La Russie poutinienne, membre permanent du Conseil de sécurité des Nations unies et du G8, grande puissance animée par des ambitions politiques à ses frontières et au-delà, assume une attitude de confrontation vis-à-vis de l’Occident, particulièrement de l’Union européenne, sur des sujets variés, plus ou moins structurels : crise chypriote et plus généralement gestion du problème des dettes souveraines européennes, échanges commerciaux, politique énergétique, régime des visas, données personnelles des passagers aériens, constitution d’un espace eurasiatique, guerre civile syrienne, libertés publiques et droits de l’Homme, etc.

Déterminée à réussir sa présidence du G20, la Russie a fait le choix de l’efficacité en recentrant son agenda sur les questions économiques, pour ne pas faire concurrence au G8 et à l’Organisation des Nations unies. Comme fil rouge de la session 2013 du G20, elle a imposé le thème de la croissance durable. Il s’agira par conséquent, au sommet de Saint-Pétersbourg des 5 et 6 septembre 2013, d’approfondir la régulation économique internationale, de promouvoir l’investissement et l’emploi, et d’instaurer un climat de confiance et de transparence.

Sous la pression des États-Unis ainsi que de l’Union européenne et de ses États membres, le problème de la lutte contre la fraude et l’évasion fiscales devrait aussi tenir une place importante dans les débats du sommet, avec notamment des mesures, proposées par l’OCDE, visant à généraliser l’échange automatique d’informations et à contrecarrer l’érosion des bases et le transfert des bénéfices.

REPORT SUMMARY

Even though it doesn’t make sensational declarations to the general public, the G-20 has been progressively producing tangible results demonstrating its usefulness in the matrix of contemporary international relations.

The French G-20 presidency summit held in Cannes on 3 and 4 November 2011 was primarily an opportunity to deepen the topics of the G-20’s ‘core activities’, in other words economic issues, from financial markets and banking activities regulation to struggle against tax havens and uncooperative jurisdictions, fighting against corruption and international trade. All these topics are the subject of regulatory implementations on both sides of the Atlantic.

Further, thanks to French voluntarism, new regulatory channels were also opened on that occasion, namely overhauling the international monetary system, combating the excessive volatility of the prices of raw materials – especially agricultural, with the creation of the Agricultural Market Information System and the Rapid Response Forum – and searching for innovative funding to promote development aid, without forgetting the beginning of a joint reflection on the universal harmonization of social standards.

However, under pressure from the economic and social context, the G-20 appears to be inevitably chasing after the crisis, on-going since it was started in its present form in 2008. The Mexican presidency of 2012 – somewhat curtailed owing to domestic political developments – proved to be a less ambitious edition than that of the previous year and its outcome testifies to a transitional session, with a decrease in the number of active ministerial tracks.

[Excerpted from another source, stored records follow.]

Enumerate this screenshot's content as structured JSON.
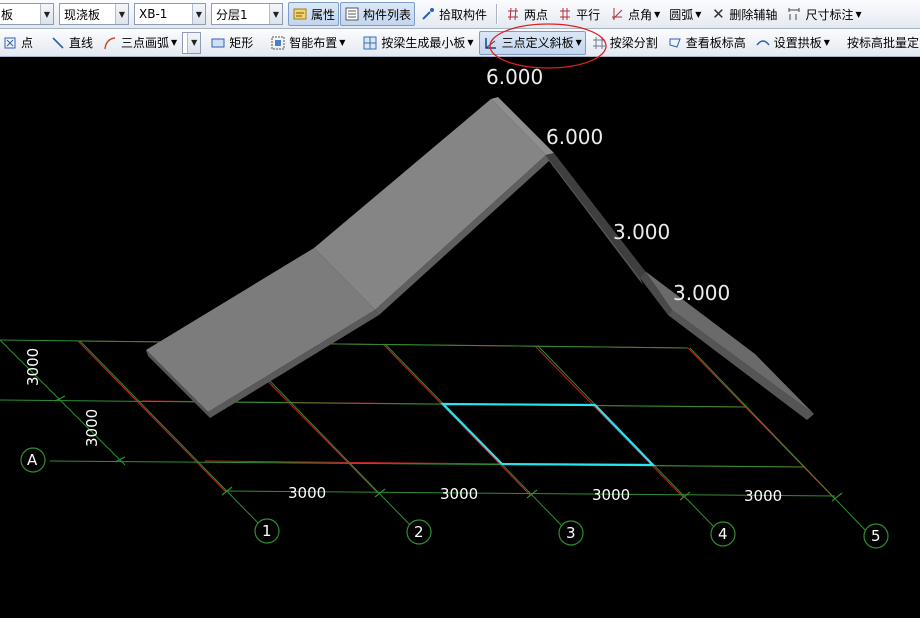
{
  "toolbar1": {
    "type_combo_value": "板",
    "slab_type_combo_value": "现浇板",
    "component_combo_value": "XB-1",
    "layer_combo_value": "分层1",
    "properties_label": "属性",
    "component_list_label": "构件列表",
    "pick_component_label": "拾取构件",
    "two_points_label": "两点",
    "parallel_label": "平行",
    "point_angle_label": "点角",
    "arc_label": "圆弧",
    "delete_aux_label": "删除辅轴",
    "dimension_label": "尺寸标注"
  },
  "toolbar2": {
    "point_label": "点",
    "line_label": "直线",
    "three_point_arc_label": "三点画弧",
    "arc_combo_value": "",
    "rectangle_label": "矩形",
    "smart_layout_label": "智能布置",
    "by_beam_min_slab_label": "按梁生成最小板",
    "three_point_slope_label": "三点定义斜板",
    "by_beam_split_label": "按梁分割",
    "view_slab_elevation_label": "查看板标高",
    "set_arch_slab_label": "设置拱板",
    "batch_by_elevation_label": "按标高批量定"
  },
  "viewport": {
    "elevations": [
      "6.000",
      "6.000",
      "3.000",
      "3.000"
    ],
    "dimensions_x": [
      "3000",
      "3000",
      "3000",
      "3000"
    ],
    "dimensions_y": [
      "3000",
      "3000"
    ],
    "axis_numbers": [
      "1",
      "2",
      "3",
      "4",
      "5"
    ],
    "axis_letters": [
      "A"
    ]
  },
  "colors": {
    "grid_red": "#cc1f1f",
    "axis_green": "#2f8f2f",
    "selection_cyan": "#28e4f0",
    "slab_gray": "#8a8a8a",
    "highlight_circle": "#e02020",
    "background": "#000000"
  }
}
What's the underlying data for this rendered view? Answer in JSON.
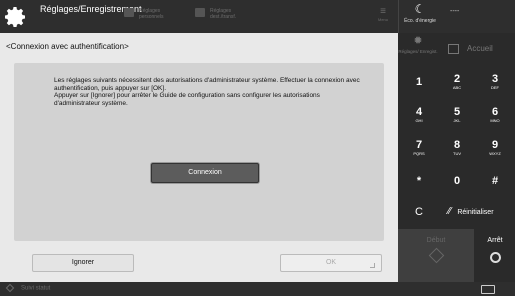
{
  "topbar": {
    "title": "Réglages/Enregistrement",
    "item1": "Réglages personnels",
    "item2": "Réglages dest./transf.",
    "menu": "Menu",
    "eco": "Éco. d'énergie",
    "status": "----"
  },
  "content": {
    "heading": "<Connexion avec authentification>",
    "message": "Les réglages suivants nécessitent des autorisations d'administrateur système. Effectuer la connexion avec authentification, puis appuyer sur [OK].\nAppuyer sur [Ignorer] pour arrêter le Guide de configuration sans configurer les autorisations d'administrateur système.",
    "connexion_label": "Connexion",
    "ignorer_label": "Ignorer",
    "ok_label": "OK"
  },
  "keypad": {
    "shortcut_label": "Réglages/ Enregist.",
    "home_label": "Accueil",
    "keys": [
      {
        "n": "1",
        "s": ""
      },
      {
        "n": "2",
        "s": "ABC"
      },
      {
        "n": "3",
        "s": "DEF"
      },
      {
        "n": "4",
        "s": "GHI"
      },
      {
        "n": "5",
        "s": "JKL"
      },
      {
        "n": "6",
        "s": "MNO"
      },
      {
        "n": "7",
        "s": "PQRS"
      },
      {
        "n": "8",
        "s": "TUV"
      },
      {
        "n": "9",
        "s": "WXYZ"
      },
      {
        "n": "*",
        "s": ""
      },
      {
        "n": "0",
        "s": ""
      },
      {
        "n": "#",
        "s": ""
      }
    ],
    "clear": "C",
    "reset_label": "Réinitialiser",
    "start_label": "Début",
    "stop_label": "Arrêt"
  },
  "statusbar": {
    "status_label": "Suivi statut"
  }
}
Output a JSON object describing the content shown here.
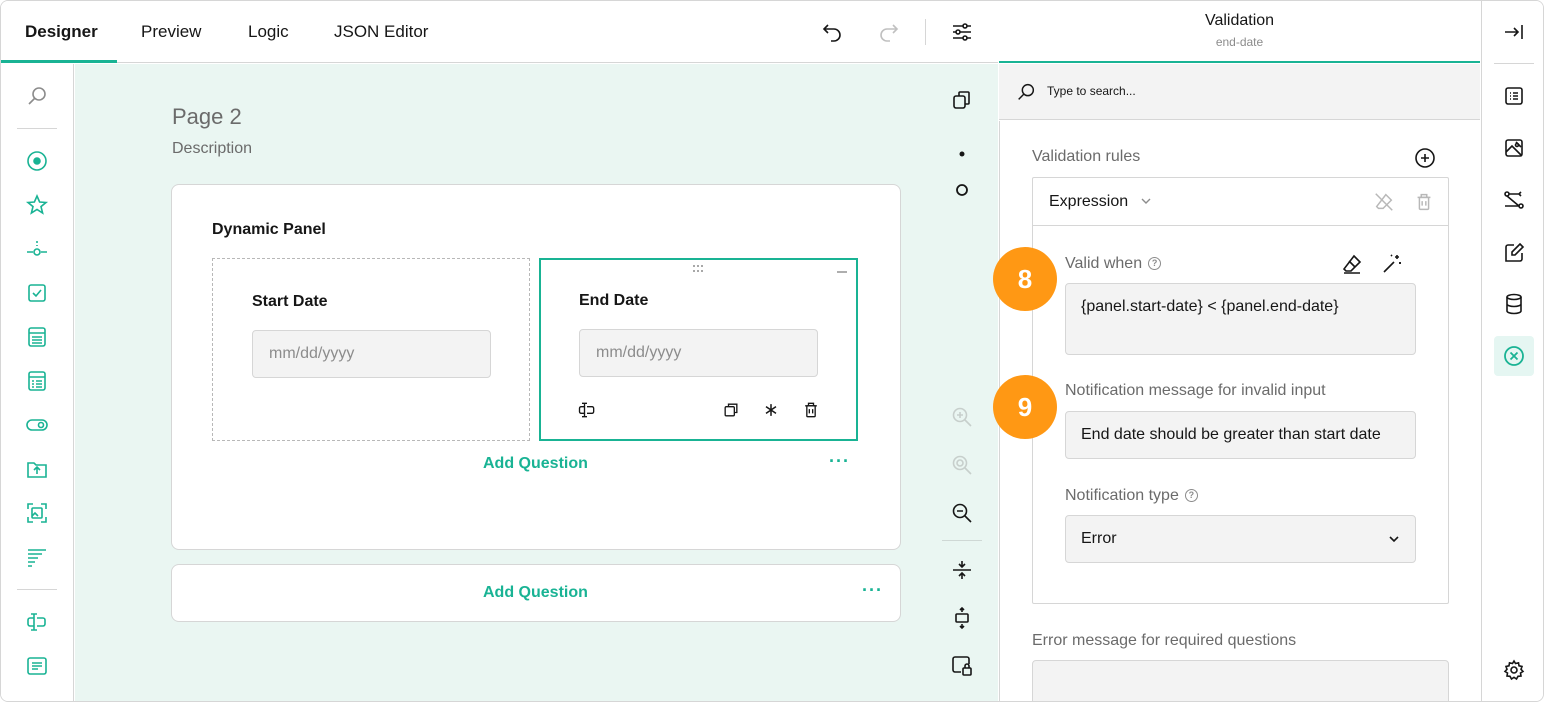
{
  "topbar": {
    "tabs": [
      {
        "label": "Designer"
      },
      {
        "label": "Preview"
      },
      {
        "label": "Logic"
      },
      {
        "label": "JSON Editor"
      }
    ],
    "accent_color": "#19b394"
  },
  "canvas": {
    "page_title": "Page 2",
    "page_description": "Description",
    "panel_title": "Dynamic Panel",
    "questions": [
      {
        "title": "Start Date",
        "placeholder": "mm/dd/yyyy"
      },
      {
        "title": "End Date",
        "placeholder": "mm/dd/yyyy"
      }
    ],
    "add_question_label": "Add Question",
    "more_label": "···"
  },
  "property_grid": {
    "title": "Validation",
    "subtitle": "end-date",
    "search_placeholder": "Type to search...",
    "validation_rules_label": "Validation rules",
    "rule_type": "Expression",
    "valid_when_label": "Valid when",
    "valid_when_value": "{panel.start-date} < {panel.end-date}",
    "notification_message_label": "Notification message for invalid input",
    "notification_message_value": "End date should be greater than start date",
    "notification_type_label": "Notification type",
    "notification_type_value": "Error",
    "required_error_label": "Error message for required questions",
    "step_badges": [
      "8",
      "9"
    ],
    "badge_color": "#ff9814"
  }
}
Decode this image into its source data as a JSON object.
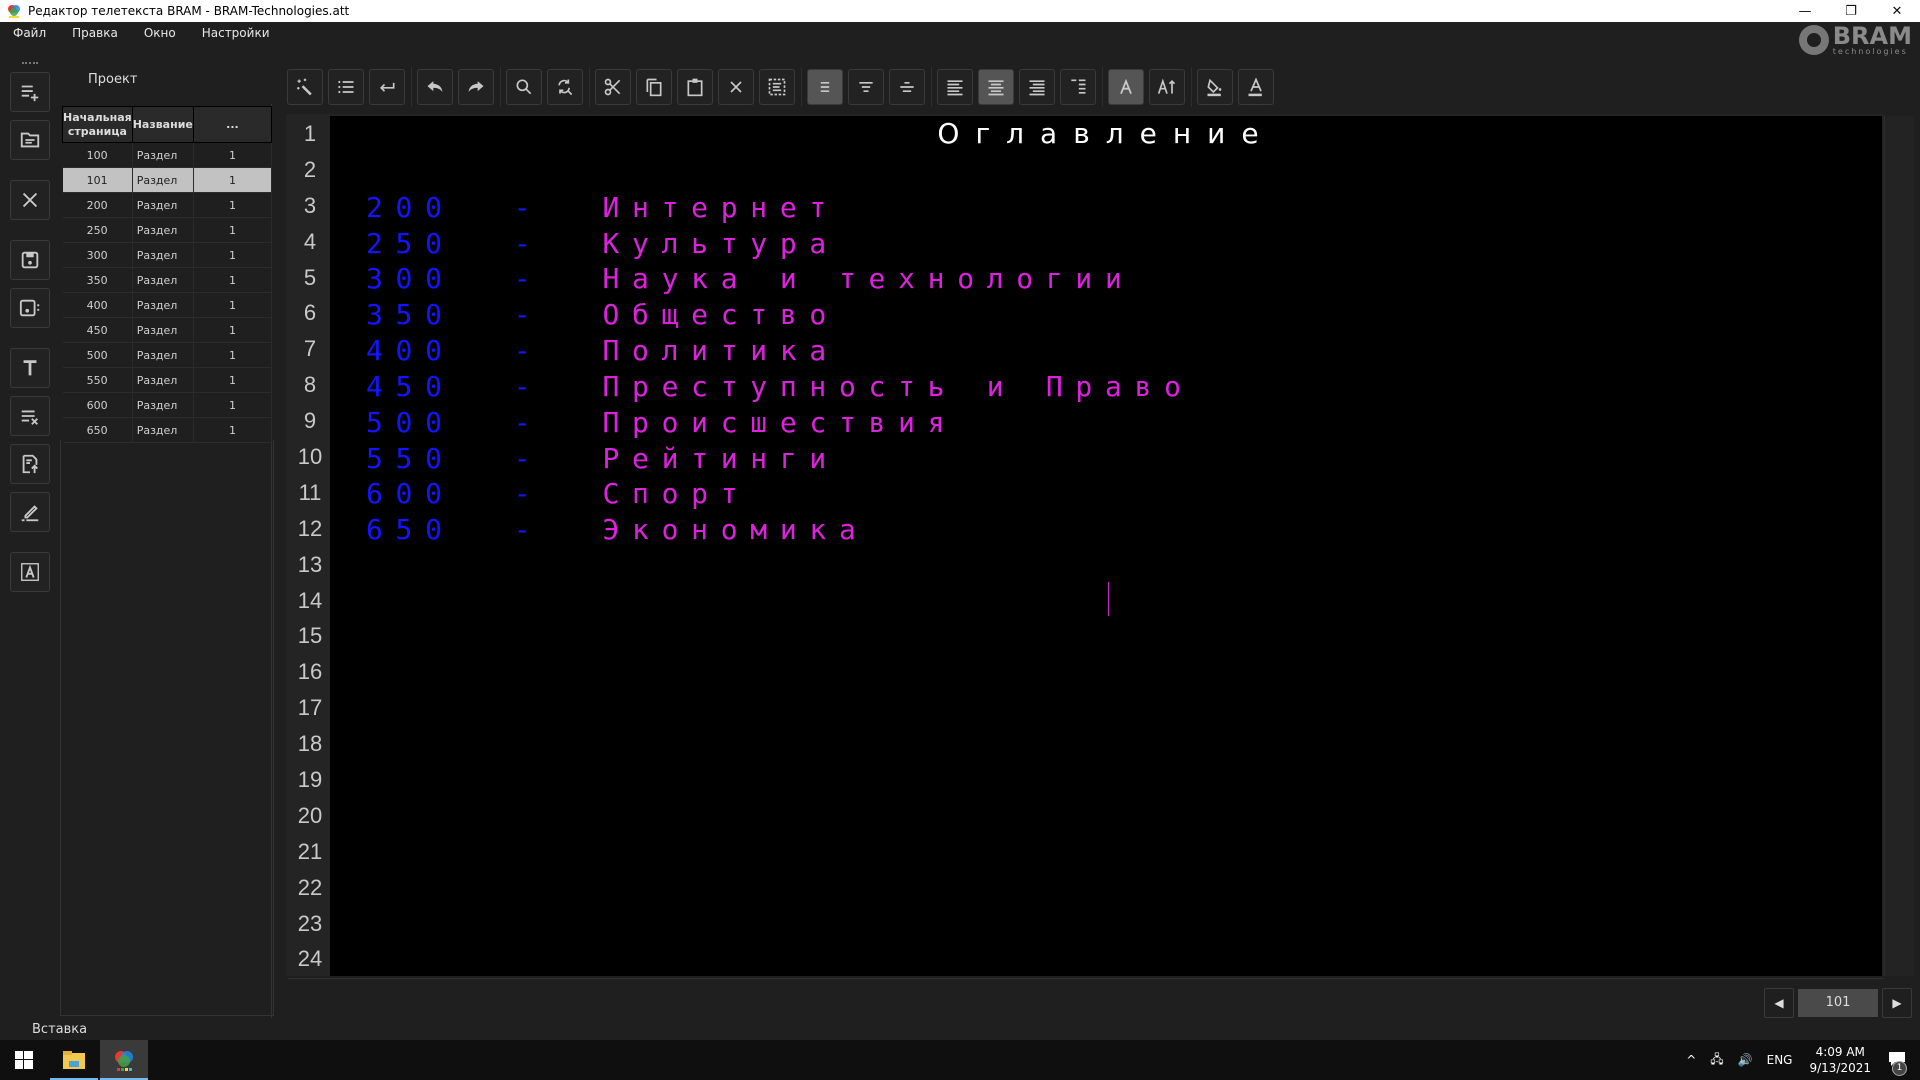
{
  "window": {
    "title": "Редактор телетекста BRAM - BRAM-Technologies.att",
    "controls": {
      "minimize": "—",
      "restore": "❐",
      "close": "✕"
    }
  },
  "menu": [
    "Файл",
    "Правка",
    "Окно",
    "Настройки"
  ],
  "logo": {
    "name": "BRAM",
    "sub": "technologies"
  },
  "sidebar": {
    "buttons": [
      "add-page-icon",
      "open-folder-icon",
      "close-icon",
      "save-icon",
      "save-as-icon",
      "text-icon",
      "clear-format-icon",
      "export-icon",
      "edit-pencil-icon",
      "font-box-icon"
    ]
  },
  "project": {
    "title": "Проект",
    "columns": [
      "Начальная страница",
      "Название",
      "..."
    ],
    "rows": [
      {
        "page": "100",
        "name": "Раздел",
        "count": "1"
      },
      {
        "page": "101",
        "name": "Раздел",
        "count": "1",
        "selected": true
      },
      {
        "page": "200",
        "name": "Раздел",
        "count": "1"
      },
      {
        "page": "250",
        "name": "Раздел",
        "count": "1"
      },
      {
        "page": "300",
        "name": "Раздел",
        "count": "1"
      },
      {
        "page": "350",
        "name": "Раздел",
        "count": "1"
      },
      {
        "page": "400",
        "name": "Раздел",
        "count": "1"
      },
      {
        "page": "450",
        "name": "Раздел",
        "count": "1"
      },
      {
        "page": "500",
        "name": "Раздел",
        "count": "1"
      },
      {
        "page": "550",
        "name": "Раздел",
        "count": "1"
      },
      {
        "page": "600",
        "name": "Раздел",
        "count": "1"
      },
      {
        "page": "650",
        "name": "Раздел",
        "count": "1"
      }
    ]
  },
  "toolbar": {
    "groups": [
      [
        "magic-wand-icon",
        "list-icon",
        "enter-icon"
      ],
      [
        "undo-icon",
        "redo-icon"
      ],
      [
        "search-icon",
        "replace-icon"
      ],
      [
        "cut-icon",
        "copy-icon",
        "paste-icon",
        "delete-icon",
        "select-all-icon"
      ],
      [
        "valign-middle-icon",
        "valign-top-icon",
        "valign-bottom-icon"
      ],
      [
        "align-left-icon",
        "align-center-icon",
        "align-right-icon",
        "align-justify-icon"
      ],
      [
        "font-icon",
        "font-size-icon"
      ],
      [
        "fill-color-icon",
        "text-color-icon"
      ]
    ],
    "active": [
      "valign-middle-icon",
      "align-center-icon",
      "font-icon"
    ]
  },
  "editor": {
    "line_numbers": [
      "1",
      "2",
      "3",
      "4",
      "5",
      "6",
      "7",
      "8",
      "9",
      "10",
      "11",
      "12",
      "13",
      "14",
      "15",
      "16",
      "17",
      "18",
      "19",
      "20",
      "21",
      "22",
      "23",
      "24"
    ],
    "title_line": "Оглавление",
    "entries": [
      {
        "line": 3,
        "page": "200",
        "dash": "-",
        "text": "Интернет"
      },
      {
        "line": 4,
        "page": "250",
        "dash": "-",
        "text": "Культура"
      },
      {
        "line": 5,
        "page": "300",
        "dash": "-",
        "text": "Наука и технологии"
      },
      {
        "line": 6,
        "page": "350",
        "dash": "-",
        "text": "Общество"
      },
      {
        "line": 7,
        "page": "400",
        "dash": "-",
        "text": "Политика"
      },
      {
        "line": 8,
        "page": "450",
        "dash": "-",
        "text": "Преступность и Право"
      },
      {
        "line": 9,
        "page": "500",
        "dash": "-",
        "text": "Происшествия"
      },
      {
        "line": 10,
        "page": "550",
        "dash": "-",
        "text": "Рейтинги"
      },
      {
        "line": 11,
        "page": "600",
        "dash": "-",
        "text": "Спорт"
      },
      {
        "line": 12,
        "page": "650",
        "dash": "-",
        "text": "Экономика"
      }
    ],
    "colors": {
      "title": "#ffffff",
      "page": "#1414ff",
      "text": "#dd22dd",
      "background": "#000000"
    }
  },
  "pager": {
    "prev": "◀",
    "current_page": "101",
    "next": "▶"
  },
  "status": "Вставка",
  "taskbar": {
    "items": [
      "start-icon",
      "file-explorer-icon",
      "bram-app-icon"
    ],
    "tray": {
      "chevron": "^",
      "lang": "ENG",
      "time": "4:09 AM",
      "date": "9/13/2021",
      "notifications": "1"
    }
  }
}
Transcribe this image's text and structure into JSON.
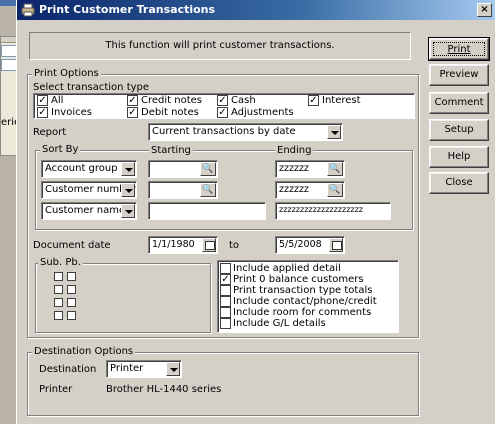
{
  "background": {
    "fragment_text": "erie"
  },
  "dialog": {
    "title": "Print Customer Transactions",
    "close_glyph": "×",
    "banner": "This function will print customer transactions."
  },
  "buttons": {
    "print": "Print",
    "preview": "Preview",
    "comment": "Comment",
    "setup": "Setup",
    "help": "Help",
    "close": "Close"
  },
  "print_options": {
    "group_label": "Print Options",
    "select_type_label": "Select transaction type",
    "types": [
      {
        "label": "All",
        "checked": true
      },
      {
        "label": "Credit notes",
        "checked": true
      },
      {
        "label": "Cash",
        "checked": true
      },
      {
        "label": "Interest",
        "checked": true
      },
      {
        "label": "Invoices",
        "checked": true
      },
      {
        "label": "Debit notes",
        "checked": true
      },
      {
        "label": "Adjustments",
        "checked": true
      }
    ],
    "report_label": "Report",
    "report_value": "Current transactions by date",
    "sort_by_label": "Sort By",
    "starting_label": "Starting",
    "ending_label": "Ending",
    "sort_rows": [
      {
        "field": "Account group",
        "starting": "",
        "ending": "zzzzzz"
      },
      {
        "field": "Customer number",
        "starting": "",
        "ending": "zzzzzz"
      },
      {
        "field": "Customer name",
        "starting": "",
        "ending": "zzzzzzzzzzzzzzzzzzzz"
      }
    ],
    "document_date_label": "Document date",
    "date_from": "1/1/1980",
    "to_label": "to",
    "date_to": "5/5/2008",
    "sub_label": "Sub.",
    "pb_label": "Pb.",
    "includes": [
      {
        "label": "Include applied detail",
        "checked": false
      },
      {
        "label": "Print 0 balance customers",
        "checked": true
      },
      {
        "label": "Print transaction type totals",
        "checked": false
      },
      {
        "label": "Include contact/phone/credit",
        "checked": false
      },
      {
        "label": "Include room for comments",
        "checked": false
      },
      {
        "label": "Include G/L details",
        "checked": false
      }
    ]
  },
  "destination": {
    "group_label": "Destination Options",
    "destination_label": "Destination",
    "destination_value": "Printer",
    "printer_label": "Printer",
    "printer_value": "Brother HL-1440 series"
  },
  "colors": {
    "title_bar": "#0a246a",
    "face": "#d4d0c8"
  }
}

It must be admitted that the institutionalization of the G-20 remains quite relative. The lack of consensus on the interest of setting up a standing secretariat jeopardizes the continuity of the regulatory work and the scrutiny to be exercised over national policies cannot be optimized in such a context. Also the annual summits undergo the “dictatorship of urgency”, which imposes taking current developments into account to avoid the occurrence of new systemic crises.

The Russian presidency of 2013 marks an important new stage for the G-20 because it is the first member of the BRICS – the group of major emerging countries – to assume this responsibility. The two partners, European Union and Russia, must seize this opportunity to reaffirm their common destiny.


The challenge is indeed special for the European Union, an immediate neighbour of this real ‘continent-country’, the world’s ninth market and tenth economic power, which must achieve growth to succeed in completing the transition started only two decades ago, in particular by relaunching its domestic consumption, attracting more investments and shrugging off its dependence on hydrocarbons.

Poutin’s Russia
, a permanent member of the United Nations Security Council and of the G-8, a major power driven by political ambitions on its borders and beyond, is assuming an attitude of confrontation against the West, especially the European Union, on a variety of more or less structural topics: the Cypriot crisis and more generally the management of the problem of European sovereign debts, trade, energy policy, visa regime, personal data of air passengers, setting up of a Eurasian area, Syrian civil war, public freedoms and human rights, etc.

Intent on succeeding its G-20 presidency, Russia has made the choice of efficacy by refocusing its agenda on economic issues so as not to compete with the G-8 and the United Nations. It has laid down the topic of sustainable growth as the guideline of the 2013 session of the G-20. Consequently the Saint Petersburg summit on 5 and 6 September 2013 will deal with deepening international economic regulation, promoting investment and employment, and introducing a climate of confidence and transparency.

Under pressure from the United States as well as from the European Union and its Member States, the issue of combating tax avoidance and evasion should also occupy an important place in the summit debates, with in particular measures proposed by the OECD to generalize automatic information exchange and to counter base erosion and profit shifting.

INTRODUCTION

Mesdames, Messieurs,

En 2011, la France, qui, d’une part, exerçait concomitamment la présidence du G20 et du G8, et, d’autre part, était le premier pays à se voir confier celle du G20 pour une année entière, avait l’objectif de faire du sommet de Cannes des 3 et 4 novembre 2011, rendez-vous final dans l’agenda international des chefs d’État et de gouvernement des vingt plus grandes puissances de la planète, un événement qui ferait date dans l’histoire de la régulation économique mondiale. Il s’agissait, comme il fut expliqué tout au long de la présidence française, de passer d’un G20 de gestion de crise à un G20 de construction à moyen terme et à long terme pour accompagner le mouvement économique global.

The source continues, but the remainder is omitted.